Riyadh: A court in Saudi Arabia has sentenced 18 more people on terrorism charges, wrapping up a week of verdicts on nearly every person in an alleged 50-member cell charged with launching attacks aimed at toppling the monarchy around a decade ago.

In recent months Saudi authorities have tightened laws to ban citizens from fighting in foreign conflicts, fearing a repeat of the 2003-2006 violence, when Saudis and others who had been radicalised in battlefields abroad carried out a series of deadly attacks in the kingdom.

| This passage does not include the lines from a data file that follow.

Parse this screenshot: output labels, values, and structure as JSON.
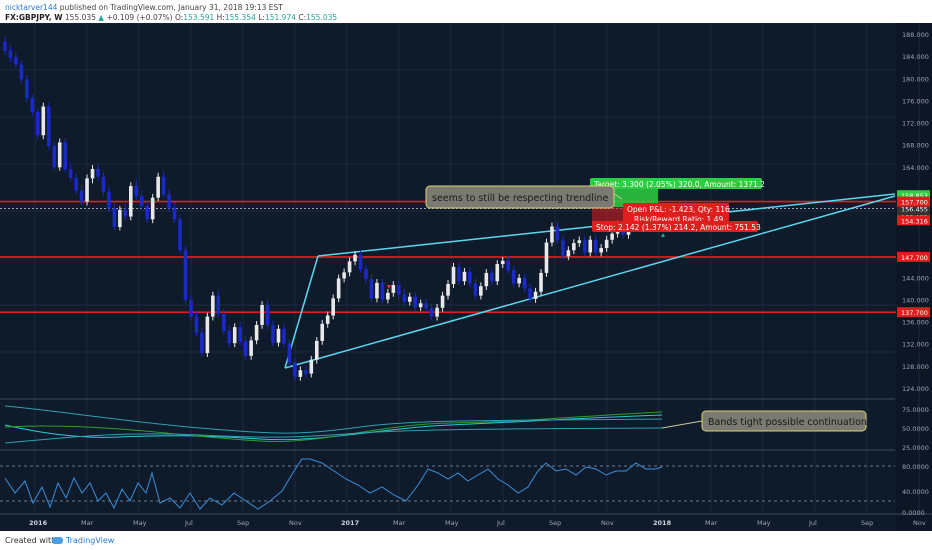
{
  "header": {
    "author": "nicktarver144",
    "published": "published on TradingView.com, January 31, 2018 19:13 EST",
    "symbol": "FX:GBPJPY, W",
    "last": "155.035",
    "change_arrow": "▲",
    "change": "+0.109 (+0.07%)",
    "open_label": "O:",
    "open": "153.591",
    "high_label": "H:",
    "high": "155.354",
    "low_label": "L:",
    "low": "151.974",
    "close_label": "C:",
    "close": "155.035"
  },
  "footer": {
    "created": "Created with",
    "brand": "TradingView"
  },
  "colors": {
    "background": "#0f1b2b",
    "bull": "#e8e8e8",
    "bear": "#1a29c8",
    "level": "#e01e1e",
    "trend": "#5ad7ec"
  },
  "chart_data": {
    "type": "candlestick",
    "price_axis": {
      "min": 122,
      "max": 190,
      "ticks": [
        "188.000",
        "184.000",
        "180.000",
        "176.000",
        "172.000",
        "168.000",
        "164.000",
        "144.000",
        "140.000",
        "136.000",
        "132.000",
        "128.000",
        "124.000"
      ]
    },
    "time_axis": {
      "ticks": [
        "2016",
        "Mar",
        "May",
        "Jul",
        "Sep",
        "Nov",
        "2017",
        "Mar",
        "May",
        "Jul",
        "Sep",
        "Nov",
        "2018",
        "Mar",
        "May",
        "Jul",
        "Sep",
        "Nov"
      ]
    },
    "ohlc": [
      [
        186.6,
        187.5,
        184.2,
        185.0
      ],
      [
        185.0,
        185.8,
        183.0,
        183.8
      ],
      [
        183.8,
        184.6,
        181.9,
        182.5
      ],
      [
        182.5,
        183.2,
        179.1,
        179.8
      ],
      [
        179.8,
        180.6,
        175.7,
        176.4
      ],
      [
        176.4,
        177.1,
        173.2,
        173.9
      ],
      [
        173.9,
        174.6,
        169.0,
        169.7
      ],
      [
        169.7,
        175.6,
        169.0,
        174.9
      ],
      [
        174.9,
        175.6,
        167.1,
        167.8
      ],
      [
        167.8,
        168.5,
        163.3,
        163.9
      ],
      [
        163.9,
        169.1,
        163.3,
        168.4
      ],
      [
        168.4,
        169.1,
        162.9,
        163.5
      ],
      [
        163.5,
        164.4,
        161.3,
        162.0
      ],
      [
        162.0,
        162.9,
        159.0,
        159.7
      ],
      [
        159.7,
        160.6,
        157.0,
        157.7
      ],
      [
        157.7,
        162.6,
        157.0,
        161.9
      ],
      [
        161.9,
        164.3,
        161.0,
        163.6
      ],
      [
        163.6,
        164.5,
        161.4,
        162.2
      ],
      [
        162.2,
        163.0,
        158.8,
        159.5
      ],
      [
        159.5,
        160.4,
        155.8,
        156.5
      ],
      [
        156.5,
        157.4,
        152.5,
        153.1
      ],
      [
        153.1,
        156.9,
        152.5,
        156.2
      ],
      [
        156.2,
        157.3,
        154.3,
        155.0
      ],
      [
        155.0,
        161.2,
        154.3,
        160.5
      ],
      [
        160.5,
        161.7,
        158.0,
        158.7
      ],
      [
        158.7,
        159.6,
        156.2,
        156.9
      ],
      [
        156.9,
        157.8,
        153.8,
        154.5
      ],
      [
        154.5,
        159.1,
        153.8,
        158.4
      ],
      [
        158.4,
        162.9,
        157.8,
        162.2
      ],
      [
        162.2,
        163.2,
        158.3,
        159.0
      ],
      [
        159.0,
        159.9,
        155.8,
        156.5
      ],
      [
        156.5,
        157.5,
        153.8,
        154.5
      ],
      [
        154.5,
        155.3,
        148.2,
        148.9
      ],
      [
        148.9,
        149.8,
        139.2,
        139.9
      ],
      [
        139.9,
        140.8,
        136.2,
        136.9
      ],
      [
        136.9,
        137.8,
        133.3,
        134.0
      ],
      [
        134.0,
        134.9,
        129.6,
        130.3
      ],
      [
        130.3,
        137.6,
        129.6,
        136.9
      ],
      [
        136.9,
        141.4,
        136.2,
        140.7
      ],
      [
        140.7,
        141.6,
        136.7,
        137.4
      ],
      [
        137.4,
        138.3,
        133.6,
        134.3
      ],
      [
        134.3,
        135.2,
        131.4,
        132.1
      ],
      [
        132.1,
        135.7,
        131.4,
        135.0
      ],
      [
        135.0,
        135.9,
        131.7,
        132.4
      ],
      [
        132.4,
        133.3,
        129.1,
        129.8
      ],
      [
        129.8,
        133.3,
        129.1,
        132.6
      ],
      [
        132.6,
        136.1,
        131.9,
        135.4
      ],
      [
        135.4,
        139.7,
        134.7,
        139.0
      ],
      [
        139.0,
        139.9,
        134.6,
        135.3
      ],
      [
        135.3,
        136.2,
        131.5,
        132.2
      ],
      [
        132.2,
        135.4,
        131.5,
        134.7
      ],
      [
        134.7,
        135.6,
        131.3,
        132.0
      ],
      [
        132.0,
        132.8,
        127.9,
        128.6
      ],
      [
        128.6,
        129.5,
        125.3,
        126.0
      ],
      [
        126.0,
        127.9,
        125.3,
        127.2
      ],
      [
        127.2,
        128.0,
        125.9,
        126.6
      ],
      [
        126.6,
        129.8,
        125.9,
        129.1
      ],
      [
        129.1,
        133.2,
        128.4,
        132.5
      ],
      [
        132.5,
        136.3,
        131.8,
        135.6
      ],
      [
        135.6,
        137.8,
        134.9,
        137.1
      ],
      [
        137.1,
        140.9,
        136.4,
        140.2
      ],
      [
        140.2,
        144.5,
        139.5,
        143.8
      ],
      [
        143.8,
        145.6,
        143.1,
        144.9
      ],
      [
        144.9,
        147.6,
        144.2,
        146.9
      ],
      [
        146.9,
        148.8,
        146.2,
        148.1
      ],
      [
        148.1,
        148.9,
        144.8,
        145.5
      ],
      [
        145.5,
        146.3,
        143.0,
        143.7
      ],
      [
        143.7,
        144.6,
        139.5,
        140.2
      ],
      [
        140.2,
        143.7,
        139.5,
        143.0
      ],
      [
        143.0,
        143.8,
        139.3,
        140.0
      ],
      [
        140.0,
        141.9,
        139.3,
        141.2
      ],
      [
        141.2,
        143.3,
        140.5,
        142.6
      ],
      [
        142.6,
        143.5,
        140.2,
        140.9
      ],
      [
        140.9,
        141.8,
        138.9,
        139.6
      ],
      [
        139.6,
        141.2,
        138.9,
        140.5
      ],
      [
        140.5,
        141.3,
        137.9,
        138.6
      ],
      [
        138.6,
        140.0,
        137.9,
        139.3
      ],
      [
        139.3,
        140.1,
        137.7,
        138.4
      ],
      [
        138.4,
        139.2,
        136.2,
        136.9
      ],
      [
        136.9,
        139.2,
        136.2,
        138.5
      ],
      [
        138.5,
        141.4,
        137.8,
        140.7
      ],
      [
        140.7,
        143.5,
        140.0,
        142.8
      ],
      [
        142.8,
        146.6,
        142.1,
        145.9
      ],
      [
        145.9,
        146.7,
        142.6,
        143.3
      ],
      [
        143.3,
        145.7,
        142.6,
        145.0
      ],
      [
        145.0,
        145.8,
        142.2,
        142.9
      ],
      [
        142.9,
        143.8,
        140.0,
        140.7
      ],
      [
        140.7,
        143.1,
        140.0,
        142.4
      ],
      [
        142.4,
        145.5,
        141.7,
        144.8
      ],
      [
        144.8,
        145.6,
        142.6,
        143.3
      ],
      [
        143.3,
        147.1,
        142.6,
        146.4
      ],
      [
        146.4,
        147.7,
        145.7,
        147.0
      ],
      [
        147.0,
        147.9,
        144.6,
        145.3
      ],
      [
        145.3,
        146.1,
        142.2,
        142.9
      ],
      [
        142.9,
        144.6,
        142.2,
        143.9
      ],
      [
        143.9,
        144.7,
        141.3,
        142.0
      ],
      [
        142.0,
        142.8,
        139.4,
        140.1
      ],
      [
        140.1,
        142.1,
        139.4,
        141.4
      ],
      [
        141.4,
        145.5,
        140.7,
        144.8
      ],
      [
        144.8,
        151.0,
        144.1,
        150.3
      ],
      [
        150.3,
        153.9,
        149.6,
        153.2
      ],
      [
        153.2,
        154.0,
        150.0,
        150.7
      ],
      [
        150.7,
        151.6,
        147.1,
        147.8
      ],
      [
        147.8,
        149.6,
        147.1,
        148.9
      ],
      [
        148.9,
        150.9,
        148.2,
        150.2
      ],
      [
        150.2,
        151.4,
        149.5,
        150.7
      ],
      [
        150.7,
        151.5,
        147.8,
        148.5
      ],
      [
        148.5,
        151.5,
        147.8,
        150.8
      ],
      [
        150.8,
        151.6,
        147.8,
        148.5
      ],
      [
        148.5,
        150.0,
        147.8,
        149.3
      ],
      [
        149.3,
        151.5,
        148.6,
        150.8
      ],
      [
        150.8,
        152.6,
        150.1,
        151.9
      ],
      [
        151.9,
        154.3,
        151.2,
        153.6
      ],
      [
        153.6,
        154.4,
        151.0,
        151.7
      ],
      [
        151.7,
        153.7,
        151.0,
        153.0
      ],
      [
        153.0,
        155.4,
        152.3,
        154.7
      ]
    ],
    "levels": [
      {
        "price": 157.7,
        "label": "157.700",
        "color": "#e01e1e"
      },
      {
        "price": 147.7,
        "label": "147.700",
        "color": "#e01e1e"
      },
      {
        "price": 137.7,
        "label": "137.700",
        "color": "#e01e1e"
      }
    ],
    "price_labels": [
      {
        "price": 158.853,
        "label": "158.853",
        "color": "#2ecc40"
      },
      {
        "price": 156.455,
        "label": "156.455",
        "color": "#333333"
      },
      {
        "price": 155.035,
        "label": "155.035",
        "color": "#333333"
      },
      {
        "price": 154.316,
        "label": "154.316",
        "color": "#e01e1e"
      }
    ],
    "annotations": {
      "trend_note": "seems to still be respecting trendline",
      "bands_note": "Bands tight possible continuation",
      "target": "Target: 3.300 (2.05%) 320.0, Amount: 1371.2",
      "open_pl": "Open P&L: -1.423, Qty: 116",
      "risk_reward": "Risk/Reward Ratio: 1.49",
      "stop": "Stop: 2.142 (1.37%) 214.2, Amount: 751.53"
    },
    "osc1_axis": {
      "ticks": [
        "75.0000",
        "50.0000",
        "25.0000"
      ]
    },
    "osc2_axis": {
      "ticks": [
        "80.0000",
        "40.0000",
        "0.0000"
      ]
    }
  }
}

The 18 were found guilty of financing terrorism, collecting information about compounds where foreigners reside, providing hideouts for fugitives and possessing unlicensed weapons, the official Saudi Press Agency reported late on Wednesday.

The men, whose nationalities were not disclosed, were given sentences ranging from 10 months to 25 years behind bars.

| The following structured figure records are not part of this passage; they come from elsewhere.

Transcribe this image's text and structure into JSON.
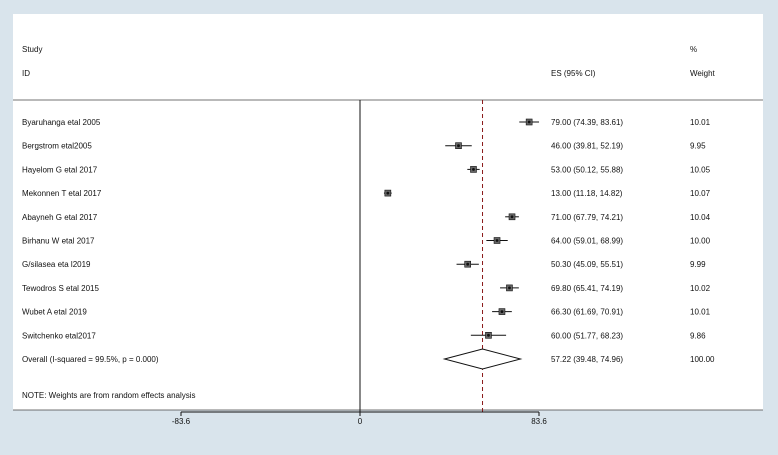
{
  "chart_data": {
    "type": "forest",
    "header": {
      "study_line1": "Study",
      "study_line2": "ID",
      "es_label": "ES (95% CI)",
      "weight_line1": "%",
      "weight_line2": "Weight"
    },
    "studies": [
      {
        "name": "Byaruhanga etal 2005",
        "es": 79.0,
        "lo": 74.39,
        "hi": 83.61,
        "es_text": "79.00 (74.39, 83.61)",
        "weight": "10.01"
      },
      {
        "name": "Bergstrom etal2005",
        "es": 46.0,
        "lo": 39.81,
        "hi": 52.19,
        "es_text": "46.00 (39.81, 52.19)",
        "weight": "9.95"
      },
      {
        "name": "Hayelom G etal 2017",
        "es": 53.0,
        "lo": 50.12,
        "hi": 55.88,
        "es_text": "53.00 (50.12, 55.88)",
        "weight": "10.05"
      },
      {
        "name": "Mekonnen T etal 2017",
        "es": 13.0,
        "lo": 11.18,
        "hi": 14.82,
        "es_text": "13.00 (11.18, 14.82)",
        "weight": "10.07"
      },
      {
        "name": "Abayneh G etal 2017",
        "es": 71.0,
        "lo": 67.79,
        "hi": 74.21,
        "es_text": "71.00 (67.79, 74.21)",
        "weight": "10.04"
      },
      {
        "name": "Birhanu W etal 2017",
        "es": 64.0,
        "lo": 59.01,
        "hi": 68.99,
        "es_text": "64.00 (59.01, 68.99)",
        "weight": "10.00"
      },
      {
        "name": "G/silasea eta l2019",
        "es": 50.3,
        "lo": 45.09,
        "hi": 55.51,
        "es_text": "50.30 (45.09, 55.51)",
        "weight": "9.99"
      },
      {
        "name": "Tewodros S etal 2015",
        "es": 69.8,
        "lo": 65.41,
        "hi": 74.19,
        "es_text": "69.80 (65.41, 74.19)",
        "weight": "10.02"
      },
      {
        "name": "Wubet A etal 2019",
        "es": 66.3,
        "lo": 61.69,
        "hi": 70.91,
        "es_text": "66.30 (61.69, 70.91)",
        "weight": "10.01"
      },
      {
        "name": "Switchenko etal2017",
        "es": 60.0,
        "lo": 51.77,
        "hi": 68.23,
        "es_text": "60.00 (51.77, 68.23)",
        "weight": "9.86"
      }
    ],
    "overall": {
      "name": "Overall  (I-squared = 99.5%, p = 0.000)",
      "es": 57.22,
      "lo": 39.48,
      "hi": 74.96,
      "es_text": "57.22 (39.48, 74.96)",
      "weight": "100.00"
    },
    "note": "NOTE: Weights are from random effects analysis",
    "x_ticks": [
      {
        "value": -83.6,
        "label": "-83.6"
      },
      {
        "value": 0,
        "label": "0"
      },
      {
        "value": 83.6,
        "label": "83.6"
      }
    ],
    "null_line": 0,
    "colors": {
      "background": "#d9e4ec",
      "panel": "#ffffff",
      "pooled_line": "#8b1a1a",
      "marks": "#111111"
    }
  }
}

Earlier this week, the same court in Riyadh sentenced 31 other people for alleged involvement in the cell and their role in deadly attacks that took place over the course of several years starting in 2003.

The first verdicts were handed down on Monday against 14 men, reportedly linked to the 2004 kidnapping and beheading of Paul Marshall Johnson, a 49-year-old American from New Jersey who had worked in the kingdom for more than a decade. Johnson was working on Apache attack helicopter systems for Lockheed Martin when he was abducted and killed.

The 14 were also charged with planning attacks on the US and British embassies. One of the men was sentenced to death.

The second verdict was issued on Tuesday against 17 men, two of whom were sentenced to death, on various charges including murder, firing at security forces and plotting to assassinate top officials. They were also found guilty of assaults on residential compounds where foreigners live in Riyadh and the Eastern Province

Some defendants were also accused of plotting to assassinate senior government officials and smuggling heavy weapons into the kingdom from Iraq. Others were charged with fighting in conflicts abroad, firing at Saudi security officers and disobeying King Abdullah Bin Abdul Aziz.

It was not clear if all 50 suspected cell members are in custody, or whether some were being tried in absentia. A senior government official contacted by The Associated Press this week declined to give further details.